You will be able to see the schema of our current dataframe.

PySpark
  1. Now that the data is all set, let's split it into training and test. Proportions are up for debate. I'll be using a 70%, 30% split.
(training, test) = lr_data.randomSplit([.7, .3])
  1. This step is the beautiful part about Spark. You can build your ML pipeline and Spark will do all the heavy lifting for you.
    This is how things work in our case:
  • we put all features into a vector
  • since we are dealing with numerical data, we scale those features
  • we chose the algorithm (in our case is linear regression)
  • and we create the pipeline with the steps and in the order mentioned above
vectorAssembler = VectorAssembler(inputCols=features, outputCol="unscaled_features")
standardScaler = StandardScaler(inputCol="unscaled_features", outputCol="features")
lr = LinearRegression(maxIter=10, regParam=.01)

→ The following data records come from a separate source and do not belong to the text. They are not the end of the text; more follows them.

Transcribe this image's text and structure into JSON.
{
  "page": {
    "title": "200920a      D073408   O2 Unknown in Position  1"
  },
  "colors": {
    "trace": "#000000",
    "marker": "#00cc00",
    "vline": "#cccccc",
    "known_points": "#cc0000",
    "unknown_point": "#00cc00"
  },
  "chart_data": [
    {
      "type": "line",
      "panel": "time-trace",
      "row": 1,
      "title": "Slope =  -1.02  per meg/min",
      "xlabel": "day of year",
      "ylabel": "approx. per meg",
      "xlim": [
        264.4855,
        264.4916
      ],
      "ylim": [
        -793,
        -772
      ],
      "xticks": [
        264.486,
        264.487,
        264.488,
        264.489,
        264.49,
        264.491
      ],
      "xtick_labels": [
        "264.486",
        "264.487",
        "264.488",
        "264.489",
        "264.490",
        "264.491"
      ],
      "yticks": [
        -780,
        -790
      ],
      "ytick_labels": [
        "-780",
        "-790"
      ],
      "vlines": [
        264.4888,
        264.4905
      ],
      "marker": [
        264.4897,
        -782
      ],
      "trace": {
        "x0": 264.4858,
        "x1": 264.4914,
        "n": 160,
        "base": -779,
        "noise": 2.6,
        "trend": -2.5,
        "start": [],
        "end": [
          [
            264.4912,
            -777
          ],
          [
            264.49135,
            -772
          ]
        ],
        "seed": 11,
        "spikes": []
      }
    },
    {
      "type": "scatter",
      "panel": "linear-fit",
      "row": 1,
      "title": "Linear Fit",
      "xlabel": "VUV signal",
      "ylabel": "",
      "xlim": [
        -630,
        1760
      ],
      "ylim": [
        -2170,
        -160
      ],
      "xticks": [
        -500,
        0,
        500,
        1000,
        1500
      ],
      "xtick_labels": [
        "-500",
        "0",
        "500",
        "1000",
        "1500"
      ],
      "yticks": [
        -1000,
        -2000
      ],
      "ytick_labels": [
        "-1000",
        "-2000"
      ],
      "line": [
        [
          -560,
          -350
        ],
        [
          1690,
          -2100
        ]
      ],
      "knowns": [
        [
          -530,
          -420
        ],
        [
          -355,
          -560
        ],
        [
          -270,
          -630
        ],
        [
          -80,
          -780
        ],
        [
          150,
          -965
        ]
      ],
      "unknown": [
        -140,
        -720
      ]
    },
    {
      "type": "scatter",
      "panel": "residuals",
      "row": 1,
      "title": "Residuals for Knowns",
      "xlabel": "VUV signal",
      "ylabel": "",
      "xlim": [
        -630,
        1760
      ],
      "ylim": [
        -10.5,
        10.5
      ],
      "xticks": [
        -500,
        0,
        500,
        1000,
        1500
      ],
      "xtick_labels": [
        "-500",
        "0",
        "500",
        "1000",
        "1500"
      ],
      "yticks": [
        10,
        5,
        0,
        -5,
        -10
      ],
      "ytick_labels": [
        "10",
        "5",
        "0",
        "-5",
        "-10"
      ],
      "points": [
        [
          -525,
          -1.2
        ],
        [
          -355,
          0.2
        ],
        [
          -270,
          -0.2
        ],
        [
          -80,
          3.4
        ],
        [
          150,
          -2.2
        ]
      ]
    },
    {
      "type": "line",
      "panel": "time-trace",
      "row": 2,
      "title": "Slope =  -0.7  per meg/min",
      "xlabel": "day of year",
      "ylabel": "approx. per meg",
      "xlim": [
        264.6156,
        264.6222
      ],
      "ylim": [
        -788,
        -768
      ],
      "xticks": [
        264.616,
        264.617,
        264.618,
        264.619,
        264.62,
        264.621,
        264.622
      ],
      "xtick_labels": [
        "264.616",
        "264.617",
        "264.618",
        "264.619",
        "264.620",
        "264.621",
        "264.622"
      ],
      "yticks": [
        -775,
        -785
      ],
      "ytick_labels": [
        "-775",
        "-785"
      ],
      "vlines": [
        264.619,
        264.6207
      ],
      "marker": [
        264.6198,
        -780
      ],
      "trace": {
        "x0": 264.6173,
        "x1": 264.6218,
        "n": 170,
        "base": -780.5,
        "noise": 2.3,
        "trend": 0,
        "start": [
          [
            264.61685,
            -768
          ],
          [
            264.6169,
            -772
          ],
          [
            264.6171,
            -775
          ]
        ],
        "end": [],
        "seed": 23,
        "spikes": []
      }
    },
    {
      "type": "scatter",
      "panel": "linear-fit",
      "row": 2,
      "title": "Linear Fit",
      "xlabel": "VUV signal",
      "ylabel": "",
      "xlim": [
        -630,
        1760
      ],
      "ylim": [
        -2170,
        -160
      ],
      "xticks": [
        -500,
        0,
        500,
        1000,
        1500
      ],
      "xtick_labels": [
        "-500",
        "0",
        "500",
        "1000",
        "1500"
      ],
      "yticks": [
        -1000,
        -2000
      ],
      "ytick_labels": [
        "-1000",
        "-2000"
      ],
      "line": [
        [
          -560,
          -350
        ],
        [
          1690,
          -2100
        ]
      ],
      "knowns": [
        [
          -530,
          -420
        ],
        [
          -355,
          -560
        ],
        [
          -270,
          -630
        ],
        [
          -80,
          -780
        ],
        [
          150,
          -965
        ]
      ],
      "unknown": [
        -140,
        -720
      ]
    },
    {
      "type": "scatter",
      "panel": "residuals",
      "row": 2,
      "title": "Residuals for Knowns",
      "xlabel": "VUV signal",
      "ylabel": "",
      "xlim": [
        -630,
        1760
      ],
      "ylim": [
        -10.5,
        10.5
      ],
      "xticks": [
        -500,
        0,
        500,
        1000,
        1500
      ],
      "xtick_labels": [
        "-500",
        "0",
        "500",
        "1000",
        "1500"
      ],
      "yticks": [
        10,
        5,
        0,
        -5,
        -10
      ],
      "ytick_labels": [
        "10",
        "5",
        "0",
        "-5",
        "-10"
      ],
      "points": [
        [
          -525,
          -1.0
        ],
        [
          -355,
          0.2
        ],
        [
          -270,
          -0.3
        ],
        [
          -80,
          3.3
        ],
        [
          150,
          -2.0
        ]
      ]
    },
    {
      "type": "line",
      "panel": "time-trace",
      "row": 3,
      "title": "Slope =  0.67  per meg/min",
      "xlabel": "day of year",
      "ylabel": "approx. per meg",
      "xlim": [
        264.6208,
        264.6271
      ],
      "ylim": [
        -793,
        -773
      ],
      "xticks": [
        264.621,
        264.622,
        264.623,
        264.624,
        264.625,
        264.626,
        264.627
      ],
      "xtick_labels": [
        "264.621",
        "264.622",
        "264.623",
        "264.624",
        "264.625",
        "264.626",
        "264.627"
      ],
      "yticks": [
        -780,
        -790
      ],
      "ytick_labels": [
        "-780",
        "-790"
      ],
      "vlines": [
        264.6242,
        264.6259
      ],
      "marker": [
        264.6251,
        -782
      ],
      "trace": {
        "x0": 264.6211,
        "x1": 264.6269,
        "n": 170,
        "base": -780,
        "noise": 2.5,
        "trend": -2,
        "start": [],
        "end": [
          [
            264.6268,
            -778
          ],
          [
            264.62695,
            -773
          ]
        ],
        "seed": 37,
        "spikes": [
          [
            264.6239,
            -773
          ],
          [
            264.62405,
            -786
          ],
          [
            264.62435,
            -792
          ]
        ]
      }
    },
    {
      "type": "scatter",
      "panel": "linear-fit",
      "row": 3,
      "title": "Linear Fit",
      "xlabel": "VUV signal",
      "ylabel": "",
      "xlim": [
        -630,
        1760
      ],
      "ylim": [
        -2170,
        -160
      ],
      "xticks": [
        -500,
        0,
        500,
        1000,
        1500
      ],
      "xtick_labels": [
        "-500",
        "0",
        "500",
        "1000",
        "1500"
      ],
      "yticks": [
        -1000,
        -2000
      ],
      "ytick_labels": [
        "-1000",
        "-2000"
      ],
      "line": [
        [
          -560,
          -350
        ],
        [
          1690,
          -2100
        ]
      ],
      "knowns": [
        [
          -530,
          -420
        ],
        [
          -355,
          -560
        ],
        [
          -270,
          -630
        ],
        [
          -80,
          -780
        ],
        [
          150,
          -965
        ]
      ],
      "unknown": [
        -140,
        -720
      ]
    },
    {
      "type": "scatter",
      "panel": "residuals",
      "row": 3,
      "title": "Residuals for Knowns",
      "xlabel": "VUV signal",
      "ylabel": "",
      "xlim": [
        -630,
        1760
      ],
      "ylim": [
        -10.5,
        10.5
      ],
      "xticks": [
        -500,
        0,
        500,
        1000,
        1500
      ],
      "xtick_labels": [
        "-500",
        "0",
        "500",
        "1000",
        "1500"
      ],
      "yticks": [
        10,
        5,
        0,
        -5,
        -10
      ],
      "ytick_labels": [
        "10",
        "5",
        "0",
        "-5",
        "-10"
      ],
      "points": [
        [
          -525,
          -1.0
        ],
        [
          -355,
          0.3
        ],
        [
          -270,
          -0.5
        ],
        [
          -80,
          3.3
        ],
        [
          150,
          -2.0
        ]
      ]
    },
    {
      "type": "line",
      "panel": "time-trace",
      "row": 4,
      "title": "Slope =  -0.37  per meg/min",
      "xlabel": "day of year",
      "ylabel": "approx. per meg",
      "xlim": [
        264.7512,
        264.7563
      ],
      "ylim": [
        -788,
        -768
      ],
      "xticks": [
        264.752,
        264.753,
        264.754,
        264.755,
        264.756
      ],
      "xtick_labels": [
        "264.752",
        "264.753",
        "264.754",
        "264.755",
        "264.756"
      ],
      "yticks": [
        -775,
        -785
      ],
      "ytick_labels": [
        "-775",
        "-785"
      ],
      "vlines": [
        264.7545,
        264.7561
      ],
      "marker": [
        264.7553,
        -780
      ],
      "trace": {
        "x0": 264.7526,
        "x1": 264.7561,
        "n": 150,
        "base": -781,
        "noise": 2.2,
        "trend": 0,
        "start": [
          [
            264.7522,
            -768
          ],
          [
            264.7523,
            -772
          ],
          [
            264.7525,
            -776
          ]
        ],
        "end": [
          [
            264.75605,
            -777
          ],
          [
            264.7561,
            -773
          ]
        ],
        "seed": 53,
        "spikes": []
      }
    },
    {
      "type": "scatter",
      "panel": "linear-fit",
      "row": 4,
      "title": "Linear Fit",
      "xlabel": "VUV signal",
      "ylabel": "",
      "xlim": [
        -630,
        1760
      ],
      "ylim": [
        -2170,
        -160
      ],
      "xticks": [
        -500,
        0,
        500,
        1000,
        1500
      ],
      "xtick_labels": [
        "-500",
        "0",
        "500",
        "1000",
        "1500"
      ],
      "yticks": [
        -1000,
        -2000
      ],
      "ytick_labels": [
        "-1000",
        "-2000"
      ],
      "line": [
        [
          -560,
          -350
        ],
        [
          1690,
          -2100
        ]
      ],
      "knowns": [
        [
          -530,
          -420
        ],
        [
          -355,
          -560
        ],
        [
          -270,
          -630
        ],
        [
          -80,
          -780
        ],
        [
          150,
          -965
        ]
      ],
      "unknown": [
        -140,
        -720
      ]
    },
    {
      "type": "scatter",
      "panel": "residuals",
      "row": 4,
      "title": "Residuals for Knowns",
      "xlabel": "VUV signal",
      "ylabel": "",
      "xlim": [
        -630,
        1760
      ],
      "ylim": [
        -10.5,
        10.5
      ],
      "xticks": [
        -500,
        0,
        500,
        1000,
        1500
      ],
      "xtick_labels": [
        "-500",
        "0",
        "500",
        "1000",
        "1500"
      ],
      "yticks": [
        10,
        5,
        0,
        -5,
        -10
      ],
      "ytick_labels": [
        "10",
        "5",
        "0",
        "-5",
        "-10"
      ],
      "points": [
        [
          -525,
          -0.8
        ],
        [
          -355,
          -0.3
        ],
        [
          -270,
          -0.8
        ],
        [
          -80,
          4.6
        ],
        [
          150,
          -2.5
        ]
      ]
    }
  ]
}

stages = [vectorAssembler, standardScaler, lr]
pipeline = Pipeline(stages=stages)

One thing to keep in mind is that the output column of the previous stage, should be the input column for the next stage.

  1. Now let's fit the training data and transform the test data
model = pipeline.fit(training)
prediction = model.transform(test)
  1. And we are done (sort of). Let's see how the prediction dataframe looks like:
prediction.show()

  1. And evaluate how well is our model doing. Our metrics will be RMSE, MSE, MAE and R^2.
from pyspark.ml.evaluation import RegressionEvaluator
eval = RegressionEvaluator(labelCol="label", predictionCol="prediction", metricName="rmse")

# Root Mean Square Error
rmse = eval.evaluate(prediction)
print("RMSE: %.3f" % rmse)

# Mean Square Error
mse = eval.evaluate(prediction, {eval.metricName: "mse"})
print("MSE: %.3f" % mse)

# Mean Absolute Error
mae = eval.evaluate(prediction, {eval.metricName: "mae"})
print("MAE: %.3f" % mae)

# r2 - coefficient of determination
r2 = eval.evaluate(prediction, {eval.metricName: "r2"})
print("r2: %.3f" %r2)

The result is something like this:

Metric#
RMSE4.501
MSE20.262
MAE3.627
R^20.929

That's it!


> ==Disclaimer==: This is by no means an original work it is merely meant to serve as a compilation of thoughts, code snippets and teachings from different sources.